En Afrique, mettre une distance est un luxe!

En matière de diffusion du Covid-19, il y a un grand point d’interrogation sur l’Afrique tant les méthodes d’investigation sont encore lacunaires. Le Monde Afrique donne toutefois ces jours quelques éclairages sur nos voisins de l’autre côté de la Méditerranée. D’une manière générale, l’extrême densité de population, conjuguée à des systèmes de santé défaillants, à une pénurie probable de médicaments, de vivres, d’eau, est très préoccupante, d’autant plus que les économies africaines sont dépendantes des marchés internationaux et qu’elles subissent aussi la crise que nous connaissons. Dans ce contexte, «mettre une distance entre nous est un luxe dans notre économie informelle et ce n’est pas dans notre culture», nous dit un Africain.

Expérience d’Ebola

Le directeur général de l’OMS, Thedros Adhanom Ghebreyesus, veut «réveiller» l’Afrique alors que 33 pays sont touchés, 640 personnes infectées et 17 mortes en date du 19 mars (selon les statistiques de l’Université Johns-Hopkins). Il est vrai que ce continent a été touché plus tard par des voyageurs rentrés de Chine ou d’Europe. Même si en Afrique du Sud les systèmes de santé sont les plus développés, la directrice régionale de l’OMS pour l’Afrique Matshidiso Moeti est très inquiète. Il y a un manque patent de kits de dépistage. La Chine, très présente, en a acheminé des milliers sur le continent, dont 2000 à un centre dépendant de l’Union africaine. Le virologue camerounais John Nkengasong ne cache pas qu’il y aura une aggravation importante, ce que le directeur de l’OMS ne veut pas dire ouvertement. Madame Moeti attend d’autres kits de sociétés américaines et françaises qui ont développé leurs propres tests.

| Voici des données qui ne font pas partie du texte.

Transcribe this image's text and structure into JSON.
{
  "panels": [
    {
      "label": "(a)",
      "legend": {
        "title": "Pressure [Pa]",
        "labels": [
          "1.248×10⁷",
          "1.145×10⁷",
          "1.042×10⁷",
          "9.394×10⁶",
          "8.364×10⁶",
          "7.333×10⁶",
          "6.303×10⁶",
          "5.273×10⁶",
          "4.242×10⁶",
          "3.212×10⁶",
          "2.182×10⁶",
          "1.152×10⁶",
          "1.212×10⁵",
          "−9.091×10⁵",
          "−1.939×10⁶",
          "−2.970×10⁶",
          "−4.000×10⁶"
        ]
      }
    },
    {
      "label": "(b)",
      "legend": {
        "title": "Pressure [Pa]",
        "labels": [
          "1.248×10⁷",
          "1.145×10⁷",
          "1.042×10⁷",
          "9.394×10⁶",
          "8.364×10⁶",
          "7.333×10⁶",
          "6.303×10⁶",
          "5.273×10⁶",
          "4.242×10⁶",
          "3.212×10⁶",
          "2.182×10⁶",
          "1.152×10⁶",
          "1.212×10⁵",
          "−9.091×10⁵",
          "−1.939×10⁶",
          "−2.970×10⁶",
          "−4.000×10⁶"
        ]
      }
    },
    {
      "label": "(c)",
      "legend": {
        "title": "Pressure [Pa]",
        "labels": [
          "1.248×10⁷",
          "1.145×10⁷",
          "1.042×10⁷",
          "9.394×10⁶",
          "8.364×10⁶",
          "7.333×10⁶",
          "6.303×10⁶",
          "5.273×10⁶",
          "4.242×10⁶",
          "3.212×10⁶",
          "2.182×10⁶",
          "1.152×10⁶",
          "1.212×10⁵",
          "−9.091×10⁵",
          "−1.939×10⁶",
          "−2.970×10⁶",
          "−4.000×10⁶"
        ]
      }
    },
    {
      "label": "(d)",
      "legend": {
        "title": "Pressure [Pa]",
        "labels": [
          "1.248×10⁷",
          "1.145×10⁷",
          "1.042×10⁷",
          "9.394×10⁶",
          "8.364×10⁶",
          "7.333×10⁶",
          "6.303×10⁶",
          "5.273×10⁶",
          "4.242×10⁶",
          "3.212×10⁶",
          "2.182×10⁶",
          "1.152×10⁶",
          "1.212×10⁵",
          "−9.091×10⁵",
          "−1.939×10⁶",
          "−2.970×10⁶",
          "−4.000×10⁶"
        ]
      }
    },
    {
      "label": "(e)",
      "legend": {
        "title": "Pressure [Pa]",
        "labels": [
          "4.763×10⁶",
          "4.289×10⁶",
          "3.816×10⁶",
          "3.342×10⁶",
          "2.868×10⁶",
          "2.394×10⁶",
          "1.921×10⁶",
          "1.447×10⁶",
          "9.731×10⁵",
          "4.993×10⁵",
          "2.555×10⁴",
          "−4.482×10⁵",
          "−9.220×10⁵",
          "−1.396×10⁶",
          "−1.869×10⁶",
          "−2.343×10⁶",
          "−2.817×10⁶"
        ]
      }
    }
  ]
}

Jusqu’en février, l’Afrique ne disposait que de deux laboratoires pour identifier ce virus (au Sénégal et en Afrique du Sud); il y en a aujourd’hui une quarantaine. L’Afrique de l’Ouest, forte de son expérience d’Ebola, qui touche à sa fin, est peut-être mieux équipée. Mais le virologue congolais Jean-Jacques Muyembe-Tanfum, codécouvreur du virus Ebola en 1976, est franc: «Avec le Covid-19 nous aurons certainement un taux de mortalité qui avoisinera les 10% (contre 60% pour Ebola), mais un taux d’infection du personnel effrayant… La RDC n’est pas prête.»

Population jeune

Un peu partout, surtout dans les mégapoles où il y a une extrême densité d’habitants (Kinshasa 15 millions, Le Caire 22 millions, Lagos 21 millions, Johannesburg 2 millions), les centres de santé sont défaillants. L’experte en biosécurité Ngozi Erondu (Chatham House, Afrique du Sud) est catégorique: «L’Afrique n’a pas assez de ventilateurs pour sauver des vies, ni même d’équipements de protection pour protéger le personnel. Cela laisse craindre un scénario du pire, avec des taux de mortalité beaucoup plus élevés.» Mais ne désespérons pas de l’Afrique, elle a une population jeune très créative et peu de personnes âgées…

Christine von Garnier, journaliste et sociologue.